Friday, March 21, 2025

Crossing Lines

Mecklin's equator-crossing certificateJohn Martin Mecklin, Class of 1939, traveled a lot. A few years after graduating from Dartmouth, he became a correspondent for the Chicago Sun in Europe, sending regular eyewitness accounts of developments in the war. After World War II, he continued as a reporter in Italy. Later he would have posts in Paris and in Saigon but today we're looking at one very specific achievement in world travel. On May 31st 1955, while flying from Singapore to Jakarta, Mecklin crossed the equator.

We know Mecklin did this because there's a certificate in his papers to that effect, reading "KNOW ALL MEN BY THESE PRESENTS THAT John Martin Mecklin borne on the wings of the PH-LDG, a Flying Dutchman of KLM, Royal Dutch Airlines, has had the distinction of crossing the Equator." The certificate is illustrated with Aeolus, the ruler of winds in Greek mythology, sending an airplane and a ship on their way.

Documented as early as the 17th century, line-crossing ceremonies are a variety of folk practice surrounding the first time someone, typically a sailor, crosses the equator.

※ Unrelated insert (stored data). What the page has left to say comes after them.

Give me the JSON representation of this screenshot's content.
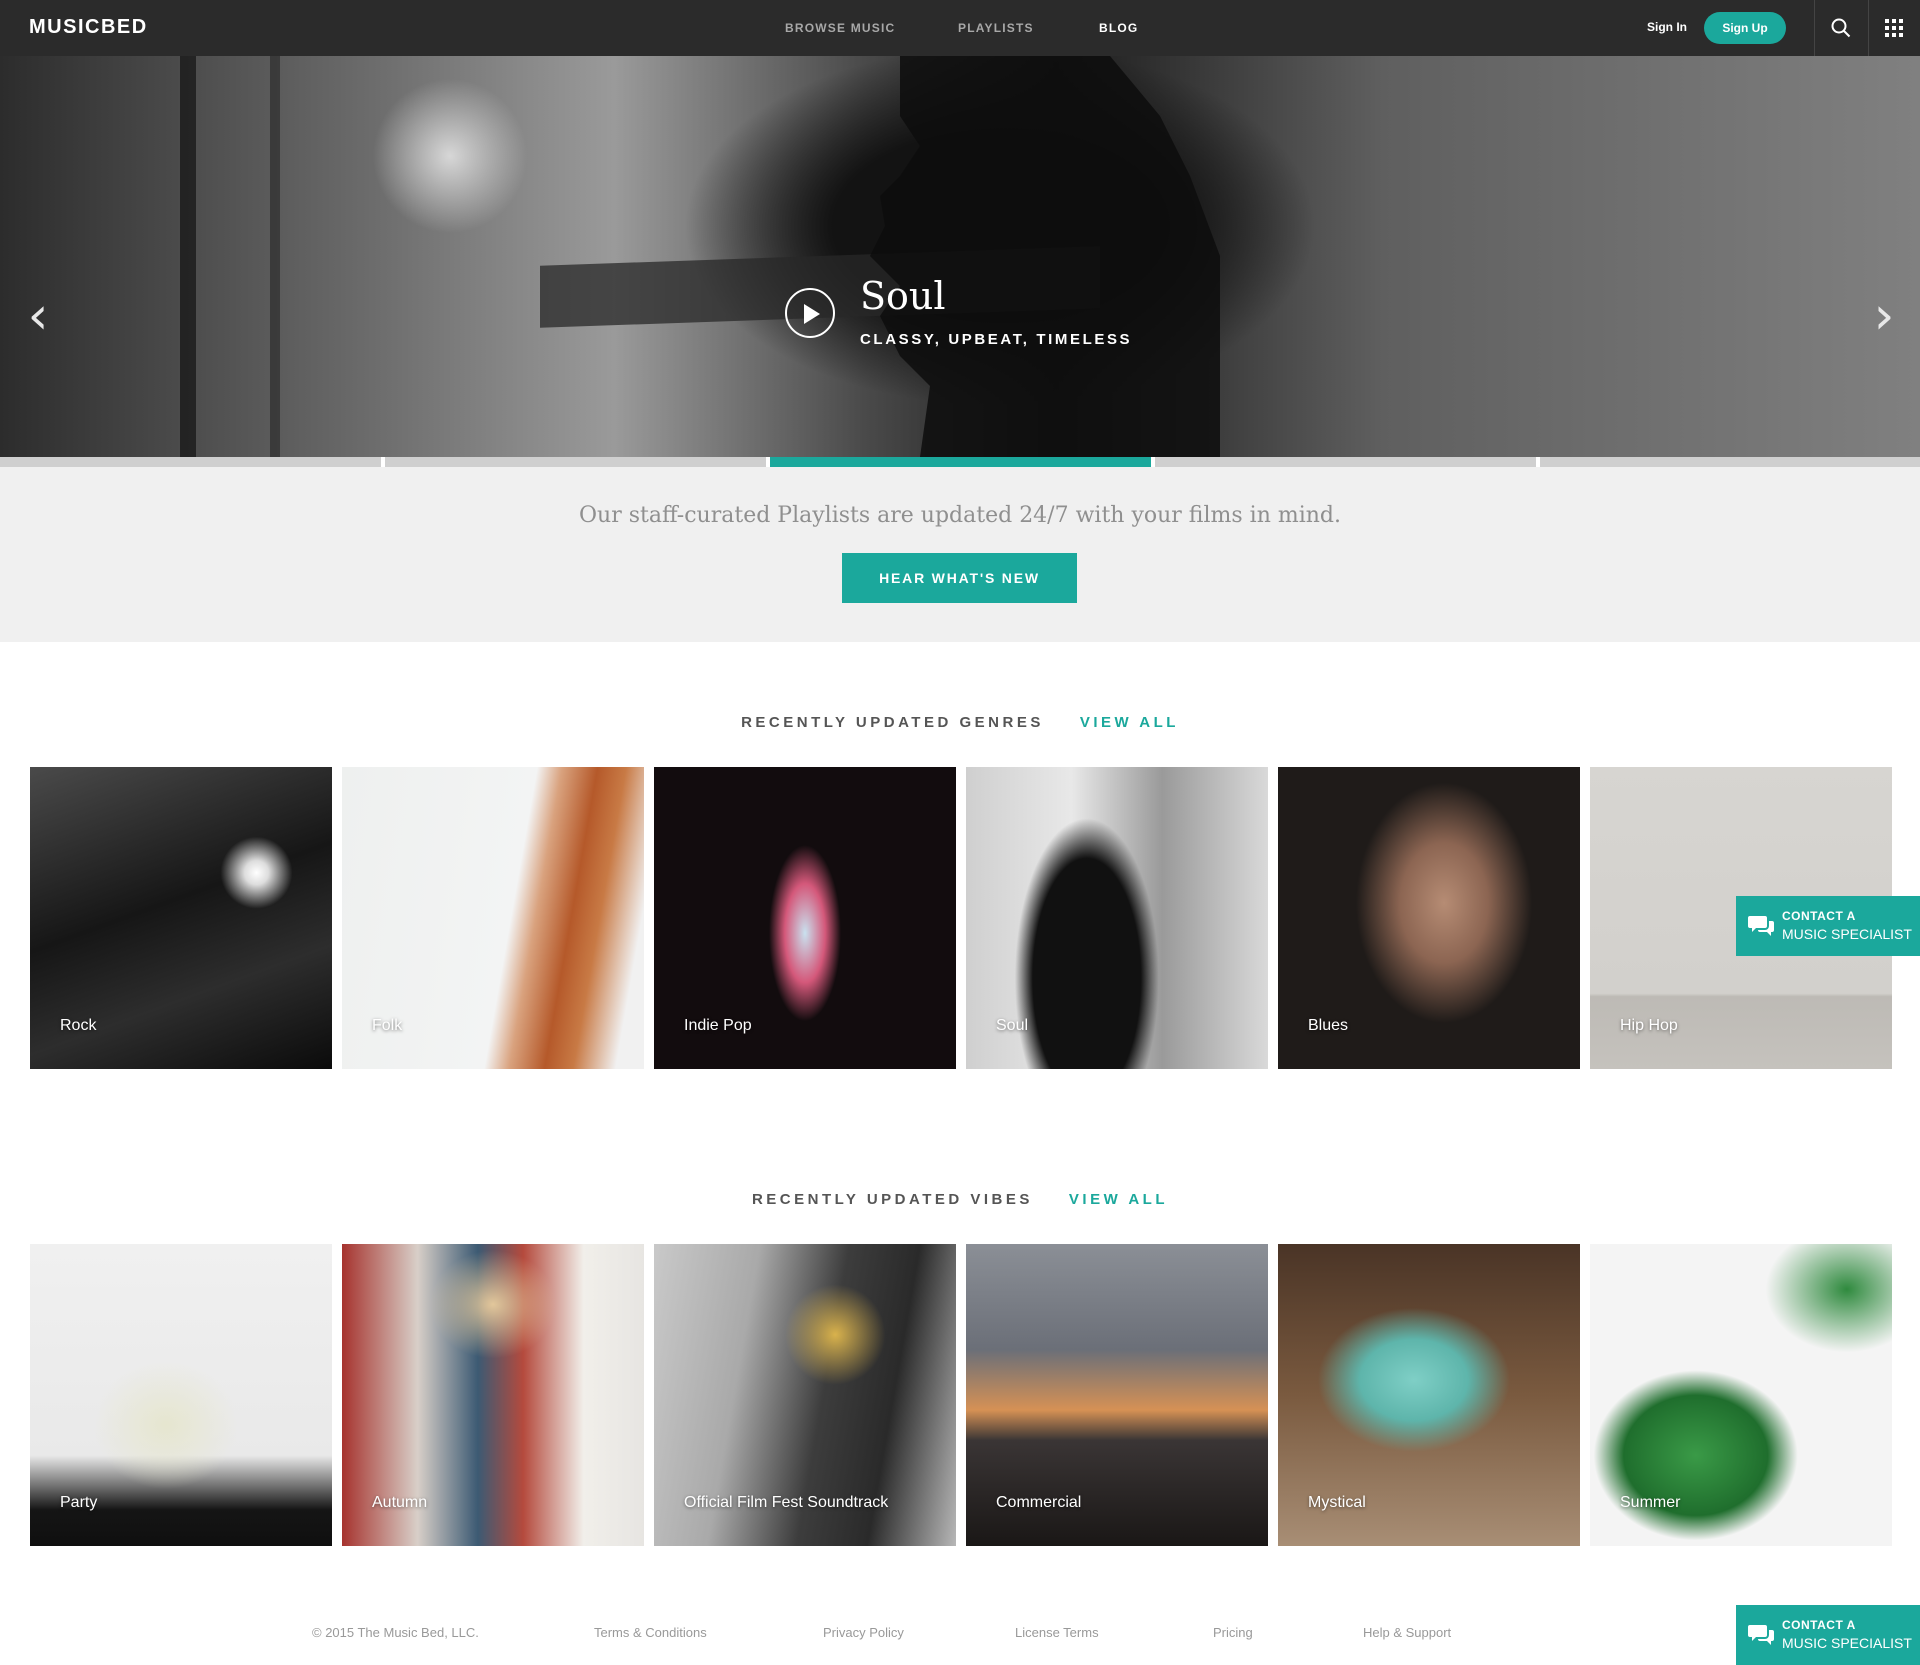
{
  "nav": {
    "logo": "MUSICBED",
    "links": [
      {
        "label": "BROWSE MUSIC"
      },
      {
        "label": "PLAYLISTS"
      },
      {
        "label": "BLOG"
      }
    ],
    "sign_in": "Sign In",
    "sign_up": "Sign Up",
    "icons": [
      "search-icon",
      "grid-menu-icon"
    ]
  },
  "hero": {
    "title": "Soul",
    "subtitle": "CLASSY, UPBEAT, TIMELESS",
    "active_slide": 3,
    "slide_count": 5
  },
  "promo": {
    "text": "Our staff-curated Playlists are updated 24/7 with your films in mind.",
    "button": "HEAR WHAT'S NEW"
  },
  "genres": {
    "heading": "RECENTLY UPDATED GENRES",
    "view_all": "VIEW ALL",
    "items": [
      "Rock",
      "Folk",
      "Indie Pop",
      "Soul",
      "Blues",
      "Hip Hop"
    ]
  },
  "vibes": {
    "heading": "RECENTLY UPDATED VIBES",
    "view_all": "VIEW ALL",
    "items": [
      "Party",
      "Autumn",
      "Official Film Fest Soundtrack",
      "Commercial",
      "Mystical",
      "Summer"
    ]
  },
  "contact": {
    "line1": "CONTACT A",
    "line2": "MUSIC SPECIALIST"
  },
  "footer": {
    "copyright": "© 2015 The Music Bed, LLC.",
    "links": [
      "Terms & Conditions",
      "Privacy Policy",
      "License Terms",
      "Pricing",
      "Help & Support"
    ]
  },
  "colors": {
    "accent": "#1ba89c",
    "nav_bg": "#2b2b2b",
    "promo_bg": "#f0f0f0"
  }
}
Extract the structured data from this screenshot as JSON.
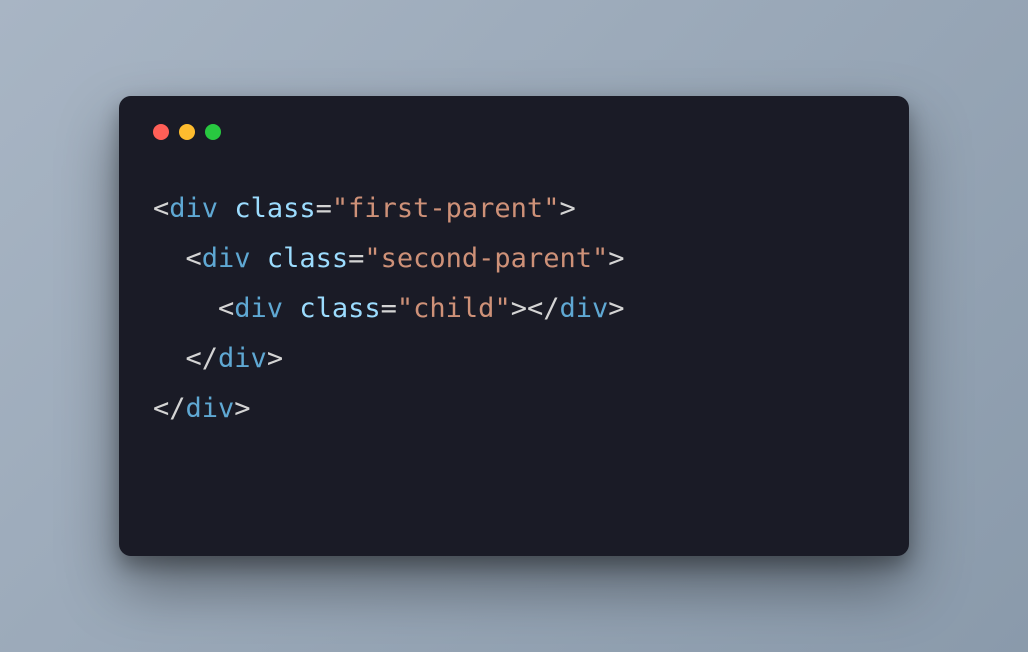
{
  "code": {
    "lines": [
      {
        "indent": 0,
        "type": "open",
        "tag": "div",
        "attr": "class",
        "value": "first-parent"
      },
      {
        "indent": 1,
        "type": "open",
        "tag": "div",
        "attr": "class",
        "value": "second-parent"
      },
      {
        "indent": 2,
        "type": "openclose",
        "tag": "div",
        "attr": "class",
        "value": "child"
      },
      {
        "indent": 1,
        "type": "close",
        "tag": "div"
      },
      {
        "indent": 0,
        "type": "close",
        "tag": "div"
      }
    ]
  },
  "syntax": {
    "lt": "<",
    "gt": ">",
    "lt_slash": "</",
    "eq": "=",
    "quote": "\""
  }
}
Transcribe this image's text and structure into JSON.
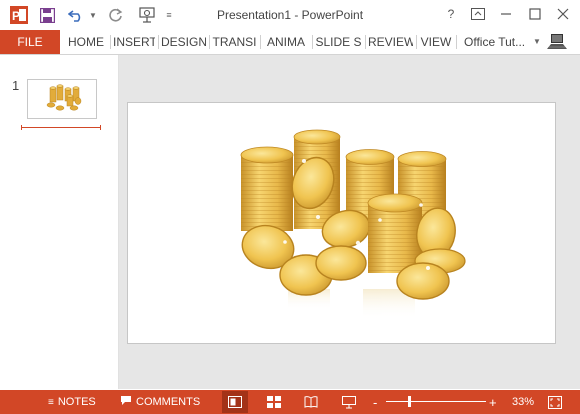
{
  "window": {
    "title": "Presentation1 - PowerPoint",
    "help": "?",
    "app_icon_letter": "P"
  },
  "ribbon": {
    "tabs": [
      "FILE",
      "HOME",
      "INSERT",
      "DESIGN",
      "TRANSI",
      "ANIMA",
      "SLIDE S",
      "REVIEW",
      "VIEW"
    ],
    "account": "Office Tut..."
  },
  "slides_pane": {
    "slide_number": "1"
  },
  "status": {
    "notes_label": "NOTES",
    "comments_label": "COMMENTS",
    "zoom_label": "33%",
    "zoom_minus": "-",
    "zoom_plus": "+",
    "zoom_fraction": 0.33
  },
  "colors": {
    "accent": "#d24726",
    "coin": "#e8b84a",
    "coin_dark": "#c8922a"
  }
}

They can range from entirely anodyne to outright hazing and assault. This is a funny commercial example from the '50s -- one imagines there couldn't have been much of a ceremony onboard the plane itself, but the airline clearly found it worthwhile to produce and distribute personalized certificates for its eligible passengers.

To see this and other travel souvenirs, request ML-28 Box 2 Folder 10.